Bu noktada Fransa’nın yaklaşımını ayrıca değerlendirmek gerekmektedir. Zira Fransa, İsrail’in güvenliğini savunan bir politikanın yanı sıra İran’la diyalog kanallarının açık kalmasını desteklemiştir. Fransa, rejim değişikliği gibi söylemlerin İran’la diplomatik kanalların tamamen kapanmasından ve bölgesel bir çatışma zincirini tetiklemesinden endişe etmektedir. Bu kapsamda Macron, 18 Haziran 2025 tarihinde yapılan savunma ve ulusal güvenlik konseyi toplantısında, İran’ın nükleer programını kesin olarak sonlandırmak istediğini; ancak bunun güçle değil, müzakereyle olacağını ifade ederek Dışişleri Bakanı Jean-Noël Barrot’a çatışmaya son verecek bir Avrupa girişimi oluşturma talimatı vermiştir.[4]
Avrupa’nın kriz yönetimine müdahil olması için bir adım atan Macron’un bu girişimi, bir yandan arabulucu ve güven inşa edici aktör kimliğiyle Fransa’yı Ortadoğu’ya konumlandırmak isterken diğer yandan Avrupa’nın Ortadoğu politikasına liderlik yapma hamlesi olarak değerlendirilebilir. Aynı zamanda Macron’un açıklamalarının Avrupa’nın stratejik özerkliği savunan Fransa’nın politikalarıyla da uyumlu olduğunu ifade etmek gerekmektedir. Zira İsrail-İran Savaşı, AB’nin yazılı açıklamaların ötesine geçerek barış inşasında aktif rol üstelenmesine, arabuluculuk faaliyetleri yürütmesine ve ABD’den bağımsız küresel bir aktör gibi hareket etmesine imkan tanıyabilir. Ancak dengeli ve diplomatik bir yaklaşım benimseyen Fransa’nın aksine AB’nin bir diğer motor gücü Almanya’nın ABD’yle uyumlu bir şekilde koşulsuz İsrail desteği, AB’nin stratejik yön tayinini zorlaştırmaktadır.
Merz’in ve Macron’un yaklaşımları, AB’nin geleneksel olarak benimsediği normatif dış politika çizgisinde de bir ayrışma yaşandığını göstermektedir. Diplomasi kanallarının açık tutulması gerektiğini ifade eden ve AB önderliğinde çözüm arayışını benimseyen Fransa, normatif Avrupa’nın temsilcisi gibi hareket etmektedir.

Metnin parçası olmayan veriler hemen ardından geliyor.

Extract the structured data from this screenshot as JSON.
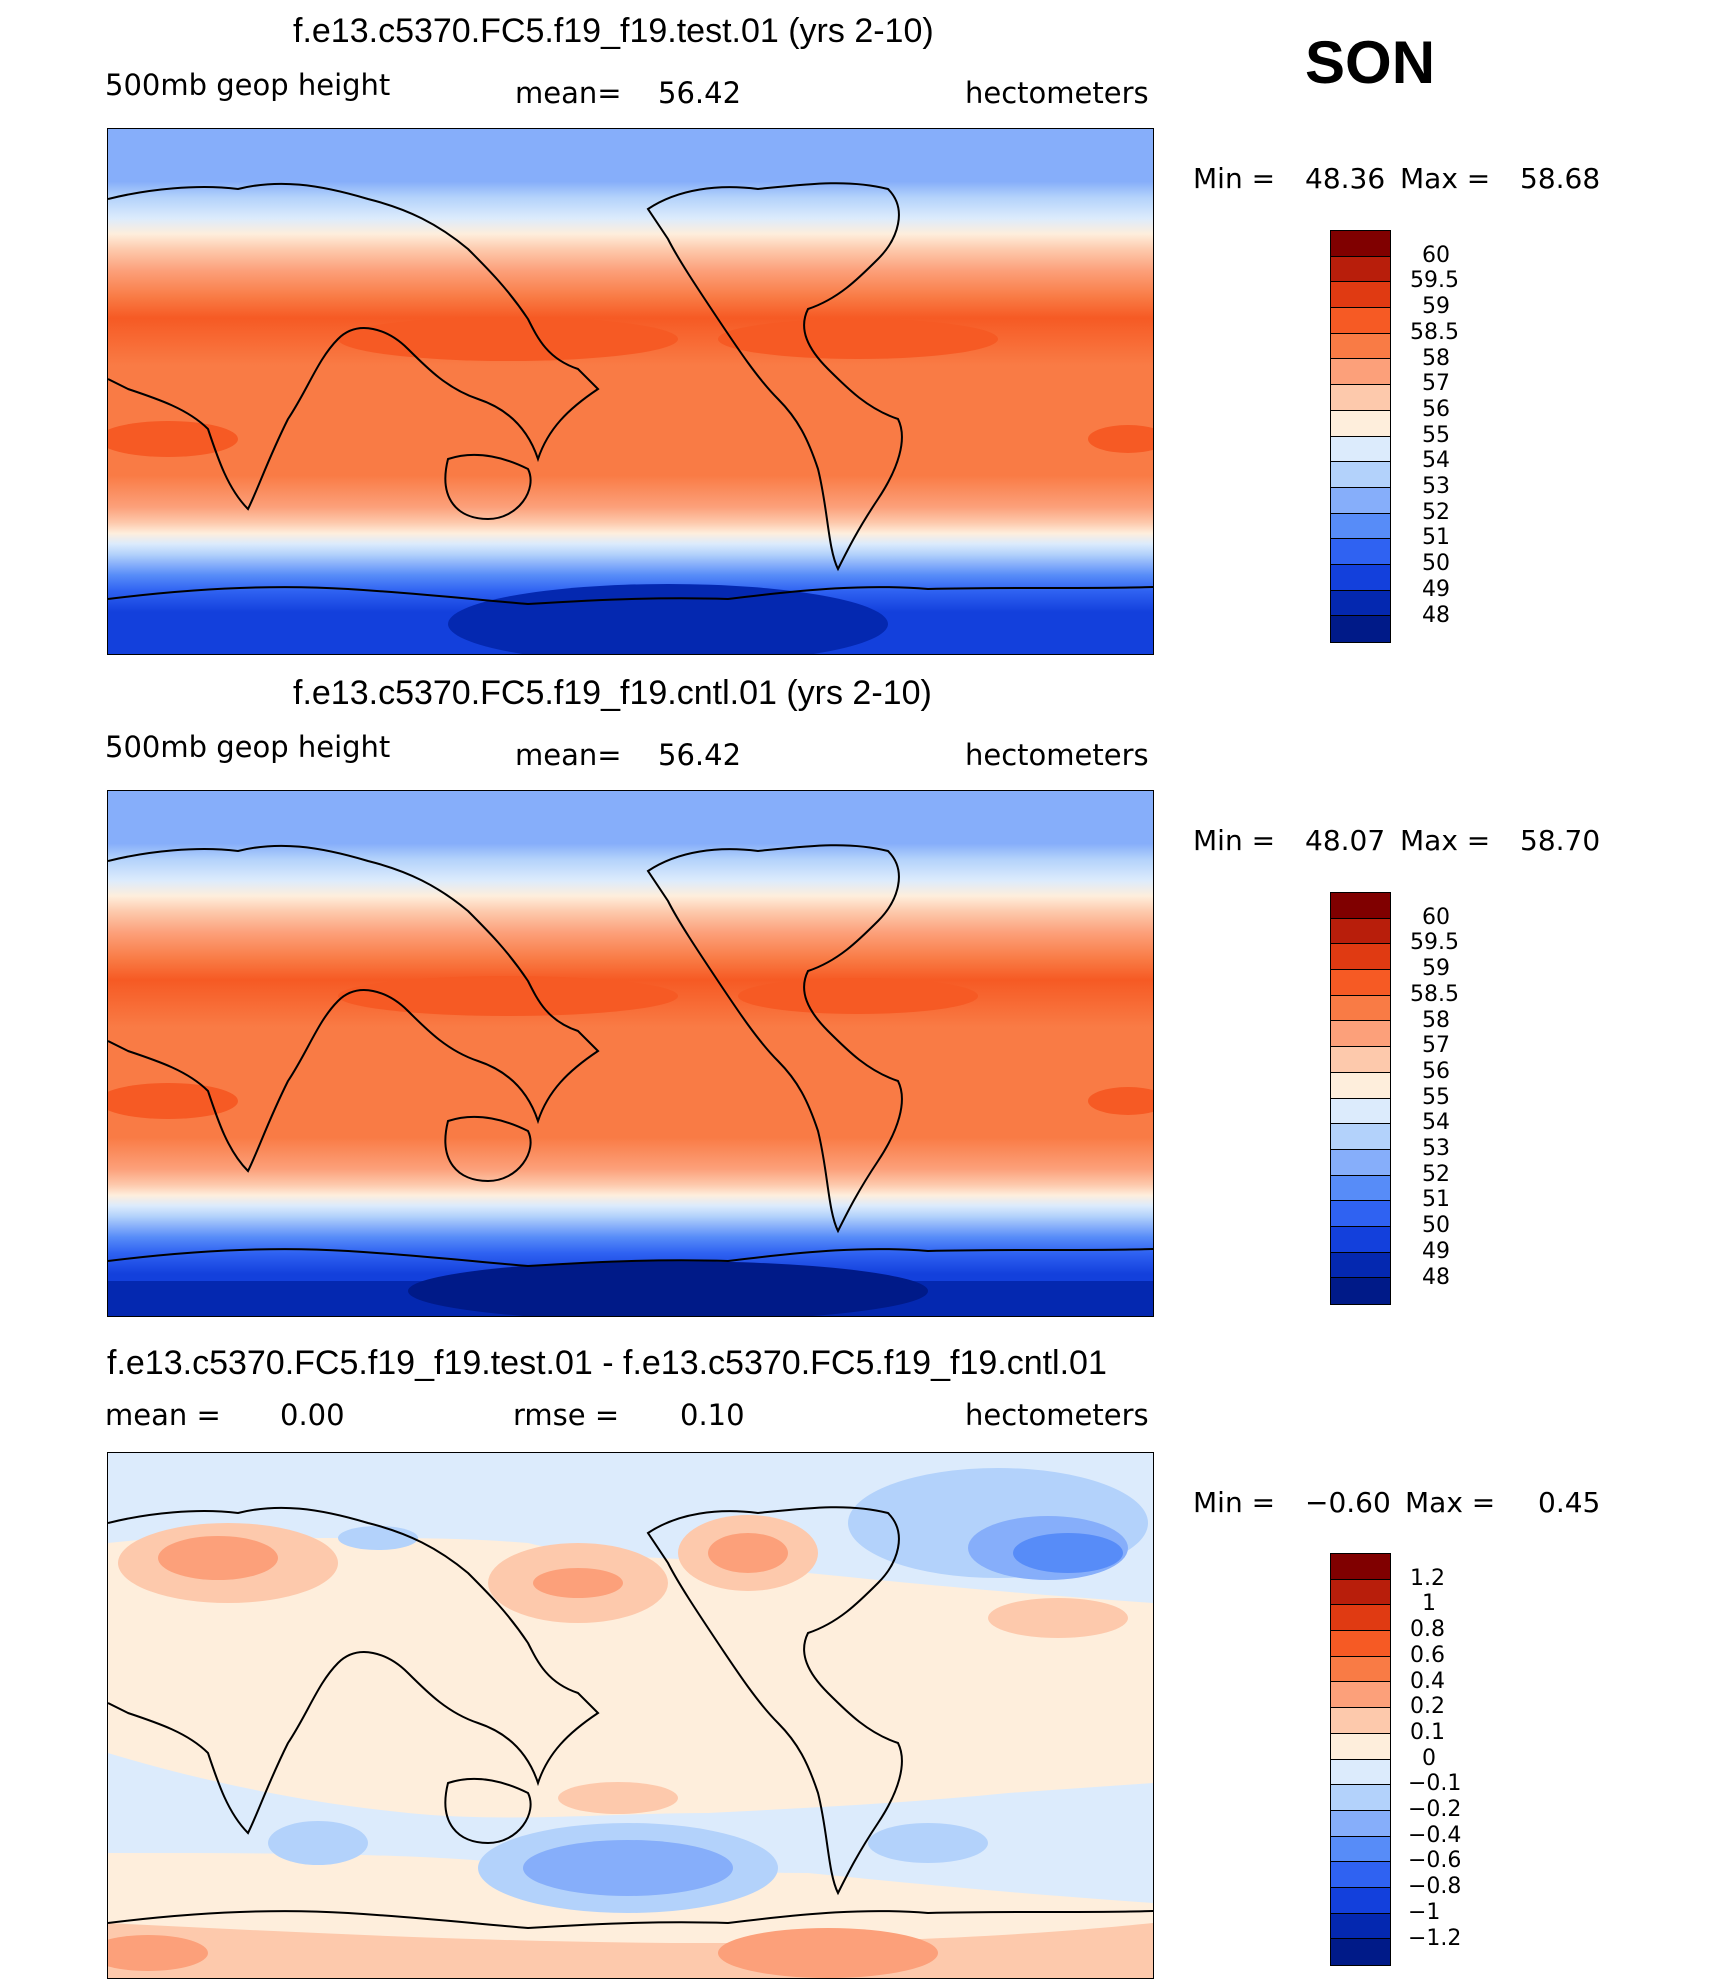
{
  "season": "SON",
  "units": "hectometers",
  "panels": [
    {
      "id": "test",
      "title": "f.e13.c5370.FC5.f19_f19.test.01 (yrs 2-10)",
      "left_label": "500mb geop height",
      "stat_label": "mean=",
      "stat_value": "56.42",
      "units": "hectometers",
      "min_label": "Min =",
      "min_value": "48.36",
      "max_label": "Max =",
      "max_value": "58.68",
      "colorbar_labels": [
        "60",
        "59.5",
        "59",
        "58.5",
        "58",
        "57",
        "56",
        "55",
        "54",
        "53",
        "52",
        "51",
        "50",
        "49",
        "48"
      ],
      "colors": [
        "#800000",
        "#b81e0b",
        "#e03a12",
        "#f65a24",
        "#f97b45",
        "#fca07a",
        "#fdc9ac",
        "#feeedc",
        "#dcebfc",
        "#b3d2fb",
        "#86aefa",
        "#578cf8",
        "#2f62f2",
        "#1340dc",
        "#0428b0",
        "#001a88"
      ]
    },
    {
      "id": "cntl",
      "title": "f.e13.c5370.FC5.f19_f19.cntl.01 (yrs 2-10)",
      "left_label": "500mb geop height",
      "stat_label": "mean=",
      "stat_value": "56.42",
      "units": "hectometers",
      "min_label": "Min =",
      "min_value": "48.07",
      "max_label": "Max =",
      "max_value": "58.70",
      "colorbar_labels": [
        "60",
        "59.5",
        "59",
        "58.5",
        "58",
        "57",
        "56",
        "55",
        "54",
        "53",
        "52",
        "51",
        "50",
        "49",
        "48"
      ],
      "colors": [
        "#800000",
        "#b81e0b",
        "#e03a12",
        "#f65a24",
        "#f97b45",
        "#fca07a",
        "#fdc9ac",
        "#feeedc",
        "#dcebfc",
        "#b3d2fb",
        "#86aefa",
        "#578cf8",
        "#2f62f2",
        "#1340dc",
        "#0428b0",
        "#001a88"
      ]
    },
    {
      "id": "diff",
      "title": "f.e13.c5370.FC5.f19_f19.test.01 - f.e13.c5370.FC5.f19_f19.cntl.01",
      "left_label": "mean =",
      "left_value": "0.00",
      "stat_label": "rmse =",
      "stat_value": "0.10",
      "units": "hectometers",
      "min_label": "Min =",
      "min_value": "−0.60",
      "max_label": "Max =",
      "max_value": "0.45",
      "colorbar_labels": [
        "1.2",
        "1",
        "0.8",
        "0.6",
        "0.4",
        "0.2",
        "0.1",
        "0",
        "−0.1",
        "−0.2",
        "−0.4",
        "−0.6",
        "−0.8",
        "−1",
        "−1.2"
      ],
      "colors": [
        "#800000",
        "#b81e0b",
        "#e03a12",
        "#f65a24",
        "#f97b45",
        "#fca07a",
        "#fdc9ac",
        "#feeedc",
        "#dcebfc",
        "#b3d2fb",
        "#86aefa",
        "#578cf8",
        "#2f62f2",
        "#1340dc",
        "#0428b0",
        "#001a88"
      ]
    }
  ]
}
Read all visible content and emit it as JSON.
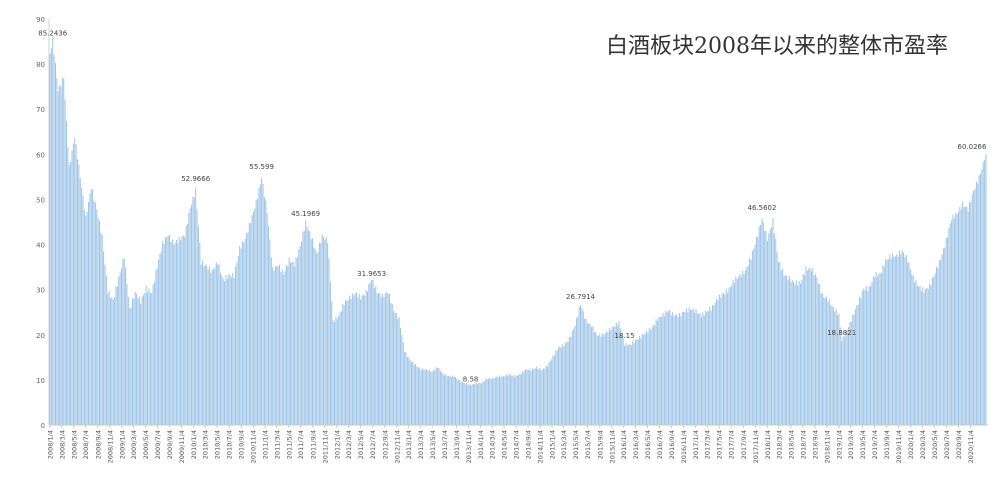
{
  "chart_data": {
    "type": "bar",
    "title": "白酒板块2008年以来的整体市盈率",
    "xlabel": "",
    "ylabel": "",
    "ylim": [
      0,
      90
    ],
    "yticks": [
      0,
      10,
      20,
      30,
      40,
      50,
      60,
      70,
      80,
      90
    ],
    "grid": false,
    "legend": "none",
    "bar_color": "#9DC3E6",
    "xtick_labels": [
      "2008/1/4",
      "2008/3/4",
      "2008/5/4",
      "2008/7/4",
      "2008/9/4",
      "2008/11/4",
      "2009/1/4",
      "2009/3/4",
      "2009/5/4",
      "2009/7/4",
      "2009/9/4",
      "2009/11/4",
      "2010/1/4",
      "2010/3/4",
      "2010/5/4",
      "2010/7/4",
      "2010/9/4",
      "2010/11/4",
      "2011/1/4",
      "2011/3/4",
      "2011/5/4",
      "2011/7/4",
      "2011/9/4",
      "2011/11/4",
      "2012/1/4",
      "2012/3/4",
      "2012/5/4",
      "2012/7/4",
      "2012/9/4",
      "2012/11/4",
      "2013/1/4",
      "2013/3/4",
      "2013/5/4",
      "2013/7/4",
      "2013/9/4",
      "2013/11/4",
      "2014/1/4",
      "2014/3/4",
      "2014/5/4",
      "2014/7/4",
      "2014/9/4",
      "2014/11/4",
      "2015/1/4",
      "2015/3/4",
      "2015/5/4",
      "2015/7/4",
      "2015/9/4",
      "2015/11/4",
      "2016/1/4",
      "2016/3/4",
      "2016/5/4",
      "2016/7/4",
      "2016/9/4",
      "2016/11/4",
      "2017/1/4",
      "2017/3/4",
      "2017/5/4",
      "2017/7/4",
      "2017/9/4",
      "2017/11/4",
      "2018/1/4",
      "2018/3/4",
      "2018/5/4",
      "2018/7/4",
      "2018/9/4",
      "2018/11/4",
      "2019/1/4",
      "2019/3/4",
      "2019/5/4",
      "2019/7/4",
      "2019/9/4",
      "2019/11/4",
      "2020/1/4",
      "2020/3/4",
      "2020/5/4",
      "2020/7/4",
      "2020/9/4",
      "2020/11/4"
    ],
    "keypoints": [
      [
        "2008/1/4",
        82
      ],
      [
        "2008/1/18",
        85.2436
      ],
      [
        "2008/2/15",
        74
      ],
      [
        "2008/3/14",
        77
      ],
      [
        "2008/4/11",
        57
      ],
      [
        "2008/5/9",
        64
      ],
      [
        "2008/6/6",
        55
      ],
      [
        "2008/7/4",
        46
      ],
      [
        "2008/8/1",
        53
      ],
      [
        "2008/8/29",
        48
      ],
      [
        "2008/9/26",
        42
      ],
      [
        "2008/10/24",
        30
      ],
      [
        "2008/11/21",
        28
      ],
      [
        "2008/12/19",
        33
      ],
      [
        "2009/1/16",
        38
      ],
      [
        "2009/2/13",
        26
      ],
      [
        "2009/3/13",
        30
      ],
      [
        "2009/4/10",
        28
      ],
      [
        "2009/5/8",
        31
      ],
      [
        "2009/6/5",
        30
      ],
      [
        "2009/7/3",
        36
      ],
      [
        "2009/7/31",
        41
      ],
      [
        "2009/8/28",
        43
      ],
      [
        "2009/9/25",
        41
      ],
      [
        "2009/10/23",
        42
      ],
      [
        "2009/11/20",
        43
      ],
      [
        "2009/12/18",
        49
      ],
      [
        "2010/1/15",
        52.9666
      ],
      [
        "2010/2/12",
        37
      ],
      [
        "2010/3/12",
        36
      ],
      [
        "2010/4/9",
        35
      ],
      [
        "2010/5/7",
        37
      ],
      [
        "2010/6/4",
        33
      ],
      [
        "2010/7/2",
        34
      ],
      [
        "2010/7/30",
        34
      ],
      [
        "2010/8/27",
        40
      ],
      [
        "2010/9/24",
        42
      ],
      [
        "2010/10/22",
        46
      ],
      [
        "2010/11/19",
        50
      ],
      [
        "2010/12/17",
        55.599
      ],
      [
        "2011/1/14",
        48
      ],
      [
        "2011/2/11",
        35
      ],
      [
        "2011/3/11",
        36
      ],
      [
        "2011/4/8",
        34
      ],
      [
        "2011/5/6",
        37
      ],
      [
        "2011/6/3",
        36
      ],
      [
        "2011/7/1",
        40
      ],
      [
        "2011/7/29",
        45.1969
      ],
      [
        "2011/8/26",
        42
      ],
      [
        "2011/9/23",
        38
      ],
      [
        "2011/10/21",
        42
      ],
      [
        "2011/11/18",
        41
      ],
      [
        "2011/12/16",
        23
      ],
      [
        "2012/1/13",
        24
      ],
      [
        "2012/2/10",
        27
      ],
      [
        "2012/3/9",
        28
      ],
      [
        "2012/4/6",
        29
      ],
      [
        "2012/5/4",
        28
      ],
      [
        "2012/6/1",
        29
      ],
      [
        "2012/6/29",
        31.9653
      ],
      [
        "2012/7/27",
        29
      ],
      [
        "2012/8/24",
        28
      ],
      [
        "2012/9/21",
        29
      ],
      [
        "2012/10/19",
        25
      ],
      [
        "2012/11/16",
        23
      ],
      [
        "2012/12/14",
        16
      ],
      [
        "2013/1/11",
        14
      ],
      [
        "2013/2/8",
        13
      ],
      [
        "2013/3/8",
        12
      ],
      [
        "2013/4/5",
        12
      ],
      [
        "2013/5/3",
        11.5
      ],
      [
        "2013/5/31",
        12.5
      ],
      [
        "2013/6/28",
        11
      ],
      [
        "2013/7/26",
        10.5
      ],
      [
        "2013/8/23",
        10.5
      ],
      [
        "2013/9/20",
        9.5
      ],
      [
        "2013/10/18",
        9
      ],
      [
        "2013/11/15",
        8.58
      ],
      [
        "2013/12/13",
        9
      ],
      [
        "2014/1/10",
        9
      ],
      [
        "2014/2/7",
        10
      ],
      [
        "2014/3/7",
        10
      ],
      [
        "2014/4/4",
        10.5
      ],
      [
        "2014/5/2",
        10.5
      ],
      [
        "2014/5/30",
        11
      ],
      [
        "2014/6/27",
        10.5
      ],
      [
        "2014/7/25",
        11
      ],
      [
        "2014/8/22",
        12
      ],
      [
        "2014/9/19",
        12
      ],
      [
        "2014/10/17",
        12.5
      ],
      [
        "2014/11/14",
        12
      ],
      [
        "2014/12/12",
        13
      ],
      [
        "2015/1/9",
        15
      ],
      [
        "2015/2/6",
        17
      ],
      [
        "2015/3/6",
        17.5
      ],
      [
        "2015/4/3",
        19
      ],
      [
        "2015/5/1",
        22
      ],
      [
        "2015/5/29",
        26.7914
      ],
      [
        "2015/6/26",
        23
      ],
      [
        "2015/7/24",
        22
      ],
      [
        "2015/8/21",
        20
      ],
      [
        "2015/9/18",
        20
      ],
      [
        "2015/10/16",
        21
      ],
      [
        "2015/11/13",
        22
      ],
      [
        "2015/12/11",
        23
      ],
      [
        "2016/1/8",
        18.15
      ],
      [
        "2016/2/5",
        18
      ],
      [
        "2016/3/4",
        19
      ],
      [
        "2016/4/1",
        20
      ],
      [
        "2016/4/29",
        21
      ],
      [
        "2016/5/27",
        22
      ],
      [
        "2016/6/24",
        24
      ],
      [
        "2016/7/22",
        25
      ],
      [
        "2016/8/19",
        26
      ],
      [
        "2016/9/16",
        25
      ],
      [
        "2016/10/14",
        25
      ],
      [
        "2016/11/11",
        26
      ],
      [
        "2016/12/9",
        26.5
      ],
      [
        "2017/1/6",
        26
      ],
      [
        "2017/2/3",
        25
      ],
      [
        "2017/3/3",
        26
      ],
      [
        "2017/3/31",
        27
      ],
      [
        "2017/4/28",
        29
      ],
      [
        "2017/5/26",
        30
      ],
      [
        "2017/6/23",
        31
      ],
      [
        "2017/7/21",
        33
      ],
      [
        "2017/8/18",
        34
      ],
      [
        "2017/9/15",
        35
      ],
      [
        "2017/10/13",
        38
      ],
      [
        "2017/11/10",
        42
      ],
      [
        "2017/12/8",
        46.5602
      ],
      [
        "2018/1/5",
        42
      ],
      [
        "2018/2/2",
        46
      ],
      [
        "2018/3/2",
        37
      ],
      [
        "2018/3/30",
        34
      ],
      [
        "2018/4/27",
        33
      ],
      [
        "2018/5/25",
        32
      ],
      [
        "2018/6/22",
        32
      ],
      [
        "2018/7/20",
        35
      ],
      [
        "2018/8/17",
        35
      ],
      [
        "2018/9/14",
        33
      ],
      [
        "2018/10/12",
        29
      ],
      [
        "2018/11/9",
        28
      ],
      [
        "2018/12/7",
        26
      ],
      [
        "2019/1/4",
        24.5
      ],
      [
        "2019/1/18",
        18.8821
      ],
      [
        "2019/2/15",
        21
      ],
      [
        "2019/3/15",
        24
      ],
      [
        "2019/4/12",
        27
      ],
      [
        "2019/5/10",
        30
      ],
      [
        "2019/6/7",
        30
      ],
      [
        "2019/7/5",
        33
      ],
      [
        "2019/8/2",
        33
      ],
      [
        "2019/8/30",
        36
      ],
      [
        "2019/9/27",
        37
      ],
      [
        "2019/10/25",
        37
      ],
      [
        "2019/11/22",
        38
      ],
      [
        "2019/12/20",
        36
      ],
      [
        "2020/1/17",
        32
      ],
      [
        "2020/2/14",
        30
      ],
      [
        "2020/3/13",
        29
      ],
      [
        "2020/4/10",
        30
      ],
      [
        "2020/5/8",
        33
      ],
      [
        "2020/6/5",
        36
      ],
      [
        "2020/7/3",
        40
      ],
      [
        "2020/7/31",
        45
      ],
      [
        "2020/8/28",
        46
      ],
      [
        "2020/9/25",
        48
      ],
      [
        "2020/10/23",
        47
      ],
      [
        "2020/11/20",
        51
      ],
      [
        "2020/12/18",
        54
      ],
      [
        "2021/1/8",
        57
      ],
      [
        "2021/1/22",
        60.0266
      ]
    ],
    "annotations": [
      {
        "date": "2008/1/18",
        "text": "85.2436"
      },
      {
        "date": "2010/1/15",
        "text": "52.9666"
      },
      {
        "date": "2010/12/17",
        "text": "55.599"
      },
      {
        "date": "2011/7/29",
        "text": "45.1969"
      },
      {
        "date": "2012/6/29",
        "text": "31.9653"
      },
      {
        "date": "2013/11/15",
        "text": "8.58"
      },
      {
        "date": "2015/5/29",
        "text": "26.7914"
      },
      {
        "date": "2016/1/8",
        "text": "18.15"
      },
      {
        "date": "2017/12/8",
        "text": "46.5602"
      },
      {
        "date": "2019/1/18",
        "text": "18.8821"
      },
      {
        "date": "2021/1/22",
        "text": "60.0266"
      }
    ]
  }
}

Merz’in “İsrail bizim yerimize kirli iş yapıyor” ifadesinden de anlaşılacağı üzere Almanya, doğrudan müdahil olmadan askeri eylemleri meşru gören bir güvenlik aktörü ve caydırıcı bir güç olarak Avrupa’yı konumlandırmak istemektedir. Esasen Macron’un ve Merz’in açıklamaları, ayrıca İsrail-İran Savaşı özelinde somutlaşan normatif güç-caydırıcı güç yaklaşımı, Avrupa’nın gelecekte uluslararası kimliğini belirleyecek ikilemi de yansıtmaktadır.
Sonuç olarak İsrail-İran Savaşı, güvenlik, ekonomi, terör tehdidi, mülteci gibi sorunlarla Avrupa’nın hem dış politikasını hem de toplumsal ve siyasal yapısını etkileyecek bir meydan okumadır. Dolayısıyla bu krize yönelik Avrupa’nın yaklaşımı önümüzdeki yıllarda AB’nin bütünlüğünü ve küresel konumunu şekillendirecek bir duruşu da yansıtacaktır. Bu bağlamda gerek AB’nin geleceği gerekse küresel konumu açısından Avrupa’nın çatışmayı değil uluslararası barış ve istikrarı gözeten ülkelerle işbirliğini arttırması ve Ortadoğu’daki tarafları diplomasi masasına oturtacak politikalara geçiş yapması gerekmektedir.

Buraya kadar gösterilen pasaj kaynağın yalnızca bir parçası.